I spent over a decade searching for answers. Low oxalate eating gave them to me.

I’m Allie. As the founder and recipe developer of Low Oxalate Lifestyle, I created this community to give you all the help, clarity, and support I wish I had when I first started.

My Story

I was very sick for many years and doctors couldn’t determine the exact cause of the illness I was experiencing. I traveled around the country, to clinics and doctors in many different states and even in different countries. I tried protocols, diets, programs, medicines and supplements in search of anything that could help me.

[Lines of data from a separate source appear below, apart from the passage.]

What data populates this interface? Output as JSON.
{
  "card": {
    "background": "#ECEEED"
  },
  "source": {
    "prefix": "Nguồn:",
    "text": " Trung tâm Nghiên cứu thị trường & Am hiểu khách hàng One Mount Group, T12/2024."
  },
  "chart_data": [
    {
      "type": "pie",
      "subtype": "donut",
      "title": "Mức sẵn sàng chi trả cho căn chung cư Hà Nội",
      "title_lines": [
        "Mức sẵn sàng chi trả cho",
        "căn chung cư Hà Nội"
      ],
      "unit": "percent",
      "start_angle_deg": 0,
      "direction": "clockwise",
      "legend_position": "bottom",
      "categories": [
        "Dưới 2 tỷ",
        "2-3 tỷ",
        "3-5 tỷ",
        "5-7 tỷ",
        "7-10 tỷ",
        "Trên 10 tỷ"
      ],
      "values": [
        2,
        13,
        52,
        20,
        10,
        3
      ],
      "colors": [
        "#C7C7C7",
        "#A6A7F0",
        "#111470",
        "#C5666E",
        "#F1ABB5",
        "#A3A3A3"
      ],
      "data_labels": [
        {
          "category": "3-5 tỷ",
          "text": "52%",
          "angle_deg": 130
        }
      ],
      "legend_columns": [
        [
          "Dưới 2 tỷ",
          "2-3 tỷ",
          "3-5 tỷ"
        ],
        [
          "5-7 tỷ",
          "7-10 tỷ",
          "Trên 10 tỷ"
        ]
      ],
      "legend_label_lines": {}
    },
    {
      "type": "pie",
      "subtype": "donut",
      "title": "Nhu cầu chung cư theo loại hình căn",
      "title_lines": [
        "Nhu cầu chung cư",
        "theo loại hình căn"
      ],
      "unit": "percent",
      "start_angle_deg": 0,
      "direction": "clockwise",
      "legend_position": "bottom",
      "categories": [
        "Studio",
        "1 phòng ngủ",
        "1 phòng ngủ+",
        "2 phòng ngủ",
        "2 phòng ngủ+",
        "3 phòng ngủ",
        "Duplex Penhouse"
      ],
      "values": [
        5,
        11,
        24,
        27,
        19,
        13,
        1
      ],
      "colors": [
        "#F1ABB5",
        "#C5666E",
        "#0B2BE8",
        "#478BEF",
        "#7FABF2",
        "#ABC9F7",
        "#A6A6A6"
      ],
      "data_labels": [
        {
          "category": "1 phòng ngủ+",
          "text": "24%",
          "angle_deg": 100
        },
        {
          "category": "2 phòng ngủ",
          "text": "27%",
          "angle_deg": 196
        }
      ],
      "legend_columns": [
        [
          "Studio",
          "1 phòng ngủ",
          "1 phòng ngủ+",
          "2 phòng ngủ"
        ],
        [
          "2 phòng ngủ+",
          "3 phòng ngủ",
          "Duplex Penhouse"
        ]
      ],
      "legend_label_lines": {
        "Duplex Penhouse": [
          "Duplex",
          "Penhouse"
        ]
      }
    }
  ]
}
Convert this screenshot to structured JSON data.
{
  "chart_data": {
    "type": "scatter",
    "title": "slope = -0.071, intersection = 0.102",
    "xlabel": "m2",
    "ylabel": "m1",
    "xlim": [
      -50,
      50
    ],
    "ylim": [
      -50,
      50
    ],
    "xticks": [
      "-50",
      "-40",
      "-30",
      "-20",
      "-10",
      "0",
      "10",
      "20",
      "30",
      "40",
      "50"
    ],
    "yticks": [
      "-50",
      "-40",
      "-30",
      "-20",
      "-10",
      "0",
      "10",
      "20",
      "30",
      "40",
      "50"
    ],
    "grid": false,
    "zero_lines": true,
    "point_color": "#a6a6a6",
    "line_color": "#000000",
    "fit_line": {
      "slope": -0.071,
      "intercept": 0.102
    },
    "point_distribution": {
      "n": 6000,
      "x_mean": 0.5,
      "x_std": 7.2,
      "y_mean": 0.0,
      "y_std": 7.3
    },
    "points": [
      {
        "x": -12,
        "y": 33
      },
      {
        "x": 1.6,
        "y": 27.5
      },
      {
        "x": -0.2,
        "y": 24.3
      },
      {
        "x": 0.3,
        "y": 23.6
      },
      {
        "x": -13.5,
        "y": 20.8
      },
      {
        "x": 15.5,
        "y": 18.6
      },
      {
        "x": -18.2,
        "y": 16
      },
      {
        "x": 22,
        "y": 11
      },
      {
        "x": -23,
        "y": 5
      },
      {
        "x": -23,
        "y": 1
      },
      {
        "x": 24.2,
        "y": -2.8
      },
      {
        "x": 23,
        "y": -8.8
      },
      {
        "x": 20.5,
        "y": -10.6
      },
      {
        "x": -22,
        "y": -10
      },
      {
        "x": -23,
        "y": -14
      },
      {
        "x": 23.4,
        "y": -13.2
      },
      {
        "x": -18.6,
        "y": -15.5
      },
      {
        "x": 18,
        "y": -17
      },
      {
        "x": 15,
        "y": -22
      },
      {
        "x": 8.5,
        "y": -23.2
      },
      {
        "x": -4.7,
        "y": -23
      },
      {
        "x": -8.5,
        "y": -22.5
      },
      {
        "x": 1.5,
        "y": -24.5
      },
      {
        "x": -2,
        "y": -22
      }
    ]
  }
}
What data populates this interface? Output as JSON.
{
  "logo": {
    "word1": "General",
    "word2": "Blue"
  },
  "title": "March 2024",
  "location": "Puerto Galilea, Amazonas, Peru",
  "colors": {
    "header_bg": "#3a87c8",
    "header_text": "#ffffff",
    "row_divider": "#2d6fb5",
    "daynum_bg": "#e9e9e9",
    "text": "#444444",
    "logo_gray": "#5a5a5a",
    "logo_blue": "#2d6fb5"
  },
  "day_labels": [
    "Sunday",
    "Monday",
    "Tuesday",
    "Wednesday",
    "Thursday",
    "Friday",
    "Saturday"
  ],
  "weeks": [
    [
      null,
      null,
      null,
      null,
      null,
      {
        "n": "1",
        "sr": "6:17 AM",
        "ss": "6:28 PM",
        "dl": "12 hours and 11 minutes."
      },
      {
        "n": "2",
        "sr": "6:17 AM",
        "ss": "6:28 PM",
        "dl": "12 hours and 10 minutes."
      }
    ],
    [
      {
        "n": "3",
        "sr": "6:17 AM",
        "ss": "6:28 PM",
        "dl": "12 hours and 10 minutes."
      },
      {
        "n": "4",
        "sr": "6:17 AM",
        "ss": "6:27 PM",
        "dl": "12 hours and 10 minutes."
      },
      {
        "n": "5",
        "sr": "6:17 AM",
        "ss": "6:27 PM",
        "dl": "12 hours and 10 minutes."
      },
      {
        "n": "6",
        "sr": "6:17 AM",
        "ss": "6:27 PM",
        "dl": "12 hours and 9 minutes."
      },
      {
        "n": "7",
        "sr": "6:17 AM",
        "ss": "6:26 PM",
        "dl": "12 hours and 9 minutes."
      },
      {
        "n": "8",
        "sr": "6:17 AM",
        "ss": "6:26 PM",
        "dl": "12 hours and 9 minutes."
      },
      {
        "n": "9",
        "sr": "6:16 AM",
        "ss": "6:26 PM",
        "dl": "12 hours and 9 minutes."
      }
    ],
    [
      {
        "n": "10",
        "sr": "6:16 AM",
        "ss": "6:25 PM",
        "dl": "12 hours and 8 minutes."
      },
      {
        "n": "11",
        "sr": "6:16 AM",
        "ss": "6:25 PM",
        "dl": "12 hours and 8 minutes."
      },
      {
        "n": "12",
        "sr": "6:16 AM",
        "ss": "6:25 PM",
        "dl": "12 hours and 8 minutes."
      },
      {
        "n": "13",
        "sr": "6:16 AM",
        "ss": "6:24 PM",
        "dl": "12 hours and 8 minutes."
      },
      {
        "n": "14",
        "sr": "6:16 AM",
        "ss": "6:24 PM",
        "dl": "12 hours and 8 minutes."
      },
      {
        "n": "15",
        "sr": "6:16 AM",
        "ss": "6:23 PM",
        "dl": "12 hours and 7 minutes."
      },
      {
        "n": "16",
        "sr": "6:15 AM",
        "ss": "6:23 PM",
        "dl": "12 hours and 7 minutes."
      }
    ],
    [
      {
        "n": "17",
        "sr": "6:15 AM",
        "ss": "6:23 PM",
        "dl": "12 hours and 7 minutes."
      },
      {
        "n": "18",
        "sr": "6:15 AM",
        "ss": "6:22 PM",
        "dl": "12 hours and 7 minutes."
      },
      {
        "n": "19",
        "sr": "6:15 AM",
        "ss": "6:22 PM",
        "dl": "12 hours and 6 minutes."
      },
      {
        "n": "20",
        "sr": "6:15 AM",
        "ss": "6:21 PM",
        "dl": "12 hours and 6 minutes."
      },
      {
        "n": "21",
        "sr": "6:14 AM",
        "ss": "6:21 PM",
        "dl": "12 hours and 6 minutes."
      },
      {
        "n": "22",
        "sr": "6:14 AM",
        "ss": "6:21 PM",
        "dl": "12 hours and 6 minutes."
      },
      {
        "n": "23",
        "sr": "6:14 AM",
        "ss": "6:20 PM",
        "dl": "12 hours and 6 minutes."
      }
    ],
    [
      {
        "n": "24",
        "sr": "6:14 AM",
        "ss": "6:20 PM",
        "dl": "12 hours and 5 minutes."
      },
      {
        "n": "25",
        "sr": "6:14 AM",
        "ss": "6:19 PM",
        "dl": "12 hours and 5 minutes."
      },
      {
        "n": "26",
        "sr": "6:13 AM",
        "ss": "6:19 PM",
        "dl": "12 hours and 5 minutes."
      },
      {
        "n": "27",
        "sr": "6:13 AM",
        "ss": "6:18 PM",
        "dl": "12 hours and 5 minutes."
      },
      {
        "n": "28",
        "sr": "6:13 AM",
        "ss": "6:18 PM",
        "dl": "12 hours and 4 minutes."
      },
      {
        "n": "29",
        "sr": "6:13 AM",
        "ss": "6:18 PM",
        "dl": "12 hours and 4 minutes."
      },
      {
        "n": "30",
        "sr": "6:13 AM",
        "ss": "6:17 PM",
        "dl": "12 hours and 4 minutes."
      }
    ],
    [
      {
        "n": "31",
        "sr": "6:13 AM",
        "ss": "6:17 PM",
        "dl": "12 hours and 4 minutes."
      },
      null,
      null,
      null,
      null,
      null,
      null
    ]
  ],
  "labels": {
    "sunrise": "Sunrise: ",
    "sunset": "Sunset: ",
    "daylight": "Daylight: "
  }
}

By the time I tried a low oxalate diet, I had already tried the following diets: Candida Diet, Low Lectin Diet, Weston A. Price Diet, GAPS Diet, Vegan Diet, Paleo Diet, Keto Diet, Low Amylose Diet, Gluten-Free Diet, Casein-Free Diet, Light Diet. I ate sugar-free and caffeine-free. I cut out seed oils in 2015.

My health continued to go downhill and eventually became so bad that I had to stop working to focus on my health full-time.


“This all changed very quickly when I started eating a low oxalate diet.”


This all changed very quickly when I started eating a low oxalate diet. Within a few weeks I, and everyone around me, saw a radical transformation in my body, energy and the health symptoms I had been experiencing for over a decade. My sleep improved, my skin improved, my digestion improved. The muscle pain I had been experiencing for years started to lift.

As I learned more and more about oxalates, I was shocked. I had thought I was doing all the right things with my diet. My favorite foods were dark chocolate, iced green tea and acai bowls. I thought these were superfoods. I couldn’t have been more wrong. I had been poisoning myself and working against my health goals by eating these foods daily.

To put it in perspective, my morning smoothie alone, packed with raw cacao, chia seeds, acai, green powder, and other superfoods I thought were healthy, came in at over 1,500 mg of oxalates. And that was just breakfast. I then ate what I thought was a healing, high-antioxidant raw chocolate as a snack, keto baked goods that I made with almond flour and many high oxalate vegetables in my meals.

As I learned which foods were safe to eat to limit oxalate intake, I developed recipes for me and my husband (he’s also on a low oxalate diet and has also seen huge improvements!). I love cooking and baking and we both love to eat.

I started developing my own recipes about 10 years ago. This came in handy as I tried all of the many diets I worked through. I learned how to do substitutions and how to achieve flavors and consistencies when the traditional ingredients are off limits. Being in the kitchen has always been fun for me. I have loved baking, especially, since I was a little girl and even worked in a bakery as a teenager.

I made this website because I wish I had had it years ago to guide me on my low oxalate journey. I want to help people who don’t know where to start with cutting down their oxalate intake and improving their health. The recipes are meant to encourage you and help show you that eating healthy and nourishing your body can taste good too.

I hope that you and your loved ones enjoy my recipes, that you find many things to help you on your low oxalate path, and that you always leave here feeling more informed and less overwhelmed.

In health,

Allie

What I Believe

Three principles that guide every recipe, post, and tool on this site.

Homemade

I have personally developed every recipe and made it multiple times before it ever gets published. If it doesn’t taste amazing, it doesn’t make the cut.

Your One-Stop Shop for Oxalate Info

The information online about oxalates is scattered, confusing, and hard to act on. Everything here is written to help you actually navigate a low oxalate diet — so you can make confident choices without the guesswork.

Community First

This isn’t just a website — it’s a community of people supporting each other. Your feedback, reviews, and recipe requests shape everything we create.